Similar but different: Oncogenic MAPK pathway mutations in colorectal cancer

In metastatic colorectal cancer (mCRC), resistance to EGFR-targeted therapy is associated with MAPK pathway activating mutations. As a result, mCRC patients with such mutations, like oncogenic RAS, are currently excluded from anti-EGFR targeted therapy. However, an increasing amount of evidence supports the notion that not all oncogenic RAS proteins are equal, but impose isoform- and mutation-specific phenotypes in a context-dependent manner. Diverging phenotypes are likely to exist for most types of activating mutations. Unfortunately, these concepts are challenging to support with clinical evidence, as ideal stratification of patient cohorts per mutation type would severely dilute the desired patient numbers to draw significant conclusions.
In this thesis the similarities and discrepancies between various oncogenic MAPK pathway mutations that are prevalent in CRC progression and therapy resistance have been investigated with the aim to improve future patient stratification for treatment regimens. Patient-derived organoids from CRC samples were used that maintain the histopathological features of the native tumor. Subsequently, patient-derived CRC organoids were genetically modified using CRISPR/Cas9 technology to introduce various oncogenic mutations.
Chapter 2 provides a guide to create state-of-the-arty genetic model systems using the CRISPR/Cas9 technology for homologous recombination. Strategies to enhance current genome editing efficiencies in various model systems are described, allowing us to study oncogene-induced mutation effects at endogenous expression levels.
In chapter 3, CRISPR-mediated knock-out strategies were used to reveal that of all RASGAPs only the loss of NF1 promotes EGFR signaling independence. In comparison to oncogenic KRAS, we show that the degree of EGFR independence is less robust in NF1-deficient organoids. Furthermore, we observed that enhanced growth of NF1-deficient organoids mainly manifests itself in growth condition supplemented with EGF, demonstrating that the loss of NF1 acts as an amplifier of RAS-MAPK signaling.

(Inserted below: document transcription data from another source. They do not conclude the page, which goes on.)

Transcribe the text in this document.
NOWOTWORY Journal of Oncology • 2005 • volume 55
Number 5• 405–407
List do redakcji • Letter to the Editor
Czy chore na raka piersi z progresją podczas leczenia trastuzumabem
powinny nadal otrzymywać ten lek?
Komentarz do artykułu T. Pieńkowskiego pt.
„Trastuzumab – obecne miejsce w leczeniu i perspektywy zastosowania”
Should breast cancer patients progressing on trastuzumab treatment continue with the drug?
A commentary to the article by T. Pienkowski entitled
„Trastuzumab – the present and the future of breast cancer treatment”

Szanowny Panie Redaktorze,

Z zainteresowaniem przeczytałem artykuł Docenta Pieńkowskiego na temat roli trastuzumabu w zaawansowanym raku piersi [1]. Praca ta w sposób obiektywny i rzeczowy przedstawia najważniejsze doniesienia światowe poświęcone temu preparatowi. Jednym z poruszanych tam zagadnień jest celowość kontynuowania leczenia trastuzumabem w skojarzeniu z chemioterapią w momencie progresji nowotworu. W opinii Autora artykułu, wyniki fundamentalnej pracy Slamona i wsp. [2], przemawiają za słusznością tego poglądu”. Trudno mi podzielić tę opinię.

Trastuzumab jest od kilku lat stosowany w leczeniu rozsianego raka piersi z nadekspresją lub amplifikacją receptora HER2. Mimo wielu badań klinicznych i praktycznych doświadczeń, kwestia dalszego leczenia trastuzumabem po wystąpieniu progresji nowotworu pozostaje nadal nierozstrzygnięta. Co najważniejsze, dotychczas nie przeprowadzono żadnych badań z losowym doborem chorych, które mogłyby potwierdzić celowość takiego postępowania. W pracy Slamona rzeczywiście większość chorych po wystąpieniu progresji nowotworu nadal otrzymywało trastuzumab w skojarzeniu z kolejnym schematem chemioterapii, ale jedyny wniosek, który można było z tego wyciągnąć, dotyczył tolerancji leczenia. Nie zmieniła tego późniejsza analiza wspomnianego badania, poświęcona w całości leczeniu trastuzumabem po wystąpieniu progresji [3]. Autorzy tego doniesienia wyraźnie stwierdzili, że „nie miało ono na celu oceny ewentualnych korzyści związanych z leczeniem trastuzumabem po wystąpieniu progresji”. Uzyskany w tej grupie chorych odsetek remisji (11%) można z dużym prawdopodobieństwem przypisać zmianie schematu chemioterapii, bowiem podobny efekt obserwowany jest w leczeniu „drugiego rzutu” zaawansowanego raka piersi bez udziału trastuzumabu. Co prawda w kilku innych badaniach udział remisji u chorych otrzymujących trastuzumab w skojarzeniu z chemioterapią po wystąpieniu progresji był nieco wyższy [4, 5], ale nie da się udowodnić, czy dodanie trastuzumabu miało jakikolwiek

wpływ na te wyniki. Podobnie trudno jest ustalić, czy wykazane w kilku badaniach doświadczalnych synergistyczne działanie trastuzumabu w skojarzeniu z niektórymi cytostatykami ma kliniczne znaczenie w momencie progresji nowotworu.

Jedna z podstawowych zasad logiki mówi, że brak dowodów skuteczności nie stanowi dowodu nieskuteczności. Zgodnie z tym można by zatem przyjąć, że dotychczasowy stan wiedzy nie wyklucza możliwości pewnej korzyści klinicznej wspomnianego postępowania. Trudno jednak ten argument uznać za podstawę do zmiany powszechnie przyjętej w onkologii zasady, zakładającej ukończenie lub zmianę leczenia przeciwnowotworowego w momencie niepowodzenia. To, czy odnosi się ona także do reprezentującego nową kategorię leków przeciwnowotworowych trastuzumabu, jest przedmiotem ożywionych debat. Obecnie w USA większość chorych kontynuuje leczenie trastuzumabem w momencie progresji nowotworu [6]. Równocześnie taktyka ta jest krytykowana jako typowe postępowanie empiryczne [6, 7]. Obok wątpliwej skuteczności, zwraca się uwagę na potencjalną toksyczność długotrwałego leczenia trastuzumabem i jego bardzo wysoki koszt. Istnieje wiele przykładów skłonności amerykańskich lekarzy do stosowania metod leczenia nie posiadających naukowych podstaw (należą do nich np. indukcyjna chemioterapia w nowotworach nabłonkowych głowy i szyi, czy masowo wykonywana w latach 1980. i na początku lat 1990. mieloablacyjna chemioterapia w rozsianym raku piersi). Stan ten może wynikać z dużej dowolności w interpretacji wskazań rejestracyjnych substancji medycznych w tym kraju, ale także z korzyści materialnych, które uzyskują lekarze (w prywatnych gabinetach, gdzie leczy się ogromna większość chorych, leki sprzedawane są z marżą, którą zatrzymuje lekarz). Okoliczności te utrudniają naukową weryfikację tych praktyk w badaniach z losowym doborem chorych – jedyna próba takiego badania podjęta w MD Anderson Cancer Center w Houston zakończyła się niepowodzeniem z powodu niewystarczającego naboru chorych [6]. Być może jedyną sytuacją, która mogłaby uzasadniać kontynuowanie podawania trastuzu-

In chapter 4, 5' gene fusion partners of BRAF were characterized that replace its autoinhibitory domain, thereby creating oncogenic BRAF variants. In particular, potential 5' gene fusion partners of BRAF influence BRAF localization and its efficacy to activate downstream signaling. While all BRAF fusions exhibit resistance to EGFR inhibition, they revealed differential responses to targeted therapy of downstream MAPK pathway components. Patients with mCRC expressing BRAF fusions are relatively rare and no specific therapeutic strategy is present. Our data indicate that these mutant tumors should be excluded from anti-EGFR targeted therapy.
In chapter 5, codon- and isoform-specific mutations in RAS and BRAF in mCRC progression and therapy resistance were investigated. Using CRISPR-mediated homologous recombination a panel of isogenic patient-derived organoid lines were created to study the similarities and discrepancies between various oncogenic mutations in the MAPK pathway. We show that different oncogenic MAPK pathway mutations impose distinct phenotypes in a context-dependent manner, in accordance with observations in mCRC patients. Furthermore, we show that RAS and BRAF mutant organoids are still dependent on upstream EGFR signaling, as tumor growth and corresponding levels of MEK-ERK activation decreased upon pan-HER inhibition.
Finally, the main findings of this thesis are summarized in chapter 6 and the novel insights on oncogenic RAS and BRAF signaling in CRC biology are discussed.